HTTP Expires header values “0” and “-1”

The problem is in how invalid Expires header processed by Internet Explorer (especially older versions).
IE uses Trident layout engine and WinINET API to process HTTP requests. As you may know Expires could be specified in HTTP header

Expires: 0

or in meta tag

<meta http-equiv="Expires" content="0">

In second case, Expires became part of the response content (not header content), so it will be processed by Trident and then propagated to WinINET:

If WinINET downloads a response with an invalid Expires header (e.g.
one that doesn’t contain a valid HTTPDATE value) and no other caching
directives, it will mark the document as having expired one hour ago.
Trident, however, has no such logic.

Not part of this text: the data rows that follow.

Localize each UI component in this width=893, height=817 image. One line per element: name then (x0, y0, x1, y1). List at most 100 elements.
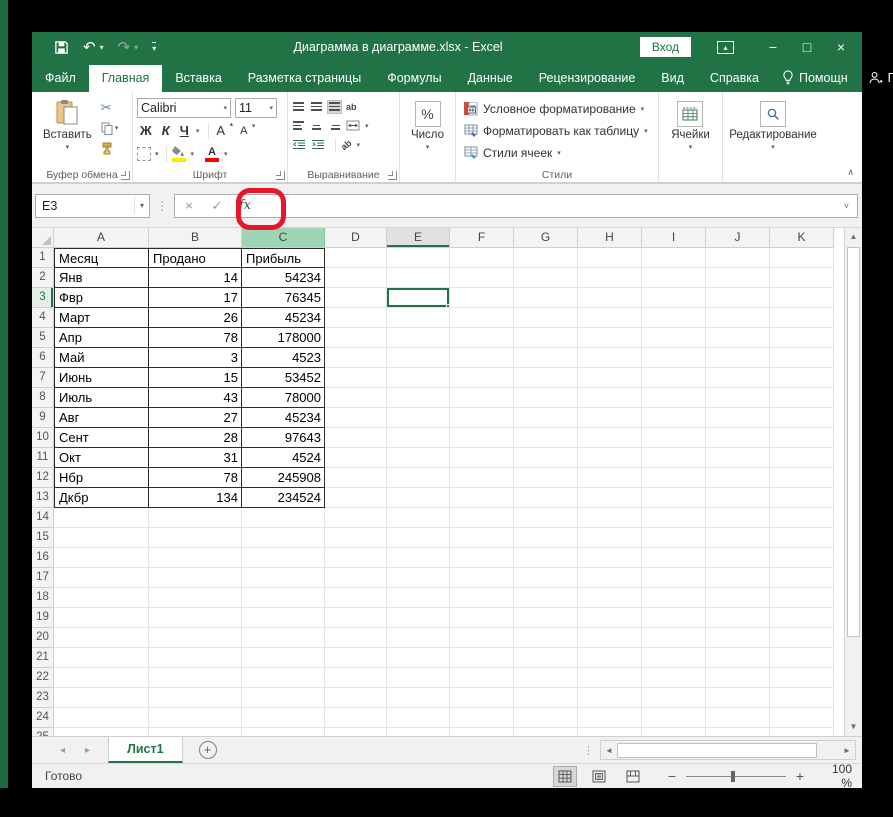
cell-I22[interactable] (642, 668, 706, 688)
cell-I1[interactable] (642, 248, 706, 268)
cell-J22[interactable] (706, 668, 770, 688)
bold-button[interactable]: Ж (137, 123, 155, 138)
cell-H15[interactable] (578, 528, 642, 548)
cell-A10[interactable]: Сент (54, 428, 149, 448)
cell-E24[interactable] (387, 708, 450, 728)
horizontal-scrollbar-thumb[interactable] (617, 742, 817, 758)
cell-K24[interactable] (770, 708, 834, 728)
cell-J13[interactable] (706, 488, 770, 508)
tell-me-tab[interactable]: Помощн (772, 64, 858, 92)
orientation-dropdown-icon[interactable]: ▾ (357, 141, 361, 149)
cell-E2[interactable] (387, 268, 450, 288)
zoom-in-button[interactable]: + (794, 768, 806, 784)
cell-E10[interactable] (387, 428, 450, 448)
cell-J2[interactable] (706, 268, 770, 288)
cell-I9[interactable] (642, 408, 706, 428)
zoom-slider-thumb[interactable] (731, 770, 735, 782)
cell-D25[interactable] (325, 728, 387, 736)
cell-D24[interactable] (325, 708, 387, 728)
cell-F4[interactable] (450, 308, 514, 328)
cell-A18[interactable] (54, 588, 149, 608)
cell-E4[interactable] (387, 308, 450, 328)
cell-G22[interactable] (514, 668, 578, 688)
cell-F3[interactable] (450, 288, 514, 308)
editing-button[interactable]: Редактирование ▾ (722, 95, 824, 166)
cell-J19[interactable] (706, 608, 770, 628)
cell-C25[interactable] (242, 728, 325, 736)
fill-color-button[interactable] (171, 145, 187, 162)
cell-J25[interactable] (706, 728, 770, 736)
cell-H1[interactable] (578, 248, 642, 268)
cell-G15[interactable] (514, 528, 578, 548)
cell-I18[interactable] (642, 588, 706, 608)
ribbon-display-options-icon[interactable]: ▴ (717, 40, 734, 54)
cell-C12[interactable]: 245908 (242, 468, 325, 488)
cut-button[interactable]: ✂ (101, 100, 119, 116)
row-header-2[interactable]: 2 (32, 268, 54, 288)
cell-I3[interactable] (642, 288, 706, 308)
scroll-right-icon[interactable]: ► (839, 746, 855, 755)
expand-formula-bar-icon[interactable]: ˅ (844, 201, 857, 211)
cell-G19[interactable] (514, 608, 578, 628)
row-header-22[interactable]: 22 (32, 668, 54, 688)
cell-K4[interactable] (770, 308, 834, 328)
cell-J6[interactable] (706, 348, 770, 368)
cell-K22[interactable] (770, 668, 834, 688)
cell-A11[interactable]: Окт (54, 448, 149, 468)
cell-H10[interactable] (578, 428, 642, 448)
cell-G4[interactable] (514, 308, 578, 328)
cell-J11[interactable] (706, 448, 770, 468)
wrap-text-icon[interactable]: ab (346, 102, 357, 112)
cell-F1[interactable] (450, 248, 514, 268)
cell-I5[interactable] (642, 328, 706, 348)
cell-A14[interactable] (54, 508, 149, 528)
cell-A1[interactable]: Месяц (54, 248, 149, 268)
cell-B20[interactable] (149, 628, 242, 648)
cell-D16[interactable] (325, 548, 387, 568)
borders-dropdown-icon[interactable]: ▾ (155, 150, 159, 158)
scroll-left-icon[interactable]: ◄ (601, 746, 617, 755)
cell-I25[interactable] (642, 728, 706, 736)
row-header-20[interactable]: 20 (32, 628, 54, 648)
cell-E25[interactable] (387, 728, 450, 736)
align-top-button[interactable] (292, 101, 305, 113)
cell-C9[interactable]: 45234 (242, 408, 325, 428)
cell-G24[interactable] (514, 708, 578, 728)
name-box-dropdown-icon[interactable]: ▾ (133, 197, 149, 214)
name-box[interactable]: E3 ▾ (35, 193, 150, 218)
cell-D2[interactable] (325, 268, 387, 288)
cell-F15[interactable] (450, 528, 514, 548)
cell-B22[interactable] (149, 668, 242, 688)
cell-G23[interactable] (514, 688, 578, 708)
share-button[interactable]: Поделиться (858, 65, 893, 92)
cell-D19[interactable] (325, 608, 387, 628)
cell-F6[interactable] (450, 348, 514, 368)
row-header-13[interactable]: 13 (32, 488, 54, 508)
cell-H14[interactable] (578, 508, 642, 528)
cell-E19[interactable] (387, 608, 450, 628)
cell-K13[interactable] (770, 488, 834, 508)
underline-dropdown-icon[interactable]: ▾ (196, 127, 200, 135)
cell-J14[interactable] (706, 508, 770, 528)
cell-H23[interactable] (578, 688, 642, 708)
cell-J15[interactable] (706, 528, 770, 548)
paste-dropdown-icon[interactable]: ▾ (66, 143, 70, 151)
cell-J16[interactable] (706, 548, 770, 568)
cell-F17[interactable] (450, 568, 514, 588)
ribbon-tab-главная[interactable]: Главная (88, 65, 163, 92)
ribbon-tab-рецензирование[interactable]: Рецензирование (526, 65, 649, 92)
cell-E3[interactable] (387, 288, 450, 308)
cell-K5[interactable] (770, 328, 834, 348)
page-break-view-button[interactable] (622, 767, 644, 786)
cell-C19[interactable] (242, 608, 325, 628)
normal-view-button[interactable] (553, 765, 577, 787)
cell-F23[interactable] (450, 688, 514, 708)
cell-E15[interactable] (387, 528, 450, 548)
italic-button[interactable]: К (159, 123, 173, 138)
cell-C24[interactable] (242, 708, 325, 728)
cell-H6[interactable] (578, 348, 642, 368)
cell-F12[interactable] (450, 468, 514, 488)
cell-A8[interactable]: Июль (54, 388, 149, 408)
cell-D7[interactable] (325, 368, 387, 388)
column-header-E[interactable]: E (387, 228, 450, 248)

If you specify an invalid time,
Trident grabs the current timestamp and uses that as the expiration.
Trident will also use the current timestamp if it encounters the
Pragma: no-cache directive. If the user tries to re-navigate to the
current document during same exact second that the HTTP/404 was
processed, the incorrectly-updated expiration of the existing cache
entry will result in it being treated as fresh for that request. If
the user hit the Refresh button or F5, the cache would be bypassed and
the 404 page would be shown.

In other words Expires: 0 not always leads to immediate resource expiration, therefore should be avoided and Expires: [some valid date in the past] should be used instead.